Topographical cues of biomaterial scaffolds directly guide cell behaviors by determining integrin ligation and subsequent mechanotransducive pathways, but their influence on organelle (e.g., mitochondrion) behaviors remains unclear. Considering the high sensitivity of mitochondria in cardiomyocytes to topographical signals, this study focused on investigating the impact of oriented micro/nano-wrinkled surfaces with varying wavelengths (0.5 to 25.0 μm) and amplitudes (0.05 to 4.30 μm) on the mitochondrial functions of rat embryonic myocardial cell line H9c2. The results uncover a nonlinear response of cardiomyocyte behavior and mitochondrial homeostasis to these surface features. Notably, surfaces with a 3-μm wavelength and 0.7-μm amplitude (W3) promoted substantial cell elongation and orientation, whereas surfaces with a 0.5-μm wavelength and 0.05-μm amplitude (W0.5) triggered pronounced mitochondrial division.

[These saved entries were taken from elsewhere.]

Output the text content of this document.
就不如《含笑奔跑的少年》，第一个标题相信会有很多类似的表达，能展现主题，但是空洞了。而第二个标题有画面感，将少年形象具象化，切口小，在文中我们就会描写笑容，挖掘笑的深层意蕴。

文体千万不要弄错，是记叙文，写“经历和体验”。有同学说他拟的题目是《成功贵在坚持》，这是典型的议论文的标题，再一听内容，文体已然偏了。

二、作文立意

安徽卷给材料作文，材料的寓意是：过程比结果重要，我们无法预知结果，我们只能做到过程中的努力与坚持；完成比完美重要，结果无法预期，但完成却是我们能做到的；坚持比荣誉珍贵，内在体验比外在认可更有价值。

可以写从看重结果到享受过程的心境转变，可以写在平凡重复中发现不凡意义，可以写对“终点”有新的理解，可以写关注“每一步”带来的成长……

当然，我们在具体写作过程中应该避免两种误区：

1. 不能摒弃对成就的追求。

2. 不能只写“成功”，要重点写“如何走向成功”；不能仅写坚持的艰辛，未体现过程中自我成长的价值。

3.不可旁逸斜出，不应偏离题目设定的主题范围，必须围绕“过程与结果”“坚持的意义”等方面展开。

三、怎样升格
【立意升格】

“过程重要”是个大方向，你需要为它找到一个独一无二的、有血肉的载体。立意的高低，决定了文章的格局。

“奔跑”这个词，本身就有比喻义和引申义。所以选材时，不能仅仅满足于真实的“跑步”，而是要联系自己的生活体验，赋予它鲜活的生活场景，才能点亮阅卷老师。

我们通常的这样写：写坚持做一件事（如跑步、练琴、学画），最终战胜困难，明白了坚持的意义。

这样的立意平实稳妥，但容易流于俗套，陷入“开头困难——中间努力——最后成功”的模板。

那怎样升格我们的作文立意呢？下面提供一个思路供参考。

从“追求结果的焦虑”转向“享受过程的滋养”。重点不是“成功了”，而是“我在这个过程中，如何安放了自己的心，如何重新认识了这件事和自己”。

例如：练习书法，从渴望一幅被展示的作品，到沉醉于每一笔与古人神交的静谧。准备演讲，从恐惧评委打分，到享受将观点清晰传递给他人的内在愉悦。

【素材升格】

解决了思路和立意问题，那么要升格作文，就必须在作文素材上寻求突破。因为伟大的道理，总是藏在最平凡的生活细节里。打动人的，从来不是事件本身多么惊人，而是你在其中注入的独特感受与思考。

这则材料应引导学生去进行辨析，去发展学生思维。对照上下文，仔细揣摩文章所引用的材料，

Remarkably, W0.5 topography facilitated mitochondrial division via cytoskeletal remodeling, involving vinculin and tubulin, which disrupted mitochondrial energy metabolism, enhanced reactive oxygen species (ROS)-mediated oxidative stress, and perturbed mitochondrial homeostasis by stimulating the adenosine 5'-monophosphate-activated protein kinase (AMPK) pathway. The transcriptomic analysis identifies the pivotal involvement of the p53, FoxO, mTOR, HIF-1, and AMPK signaling pathways in regulating mitochondrial dynamics in myocardial cells induced by W0.5, confirming the essential role of the polyadenylation signal (AATAAA) in modulating transcript splicing processes. Overall, this study offers important insights into the regulatory mechanisms by which aligned micro/nano topographical stimuli impact mitochondrial responses in cardiomyocytes, which hold potential for the development of novel biomaterial-focused approaches for diagnosing and treating cardiovascular diseases.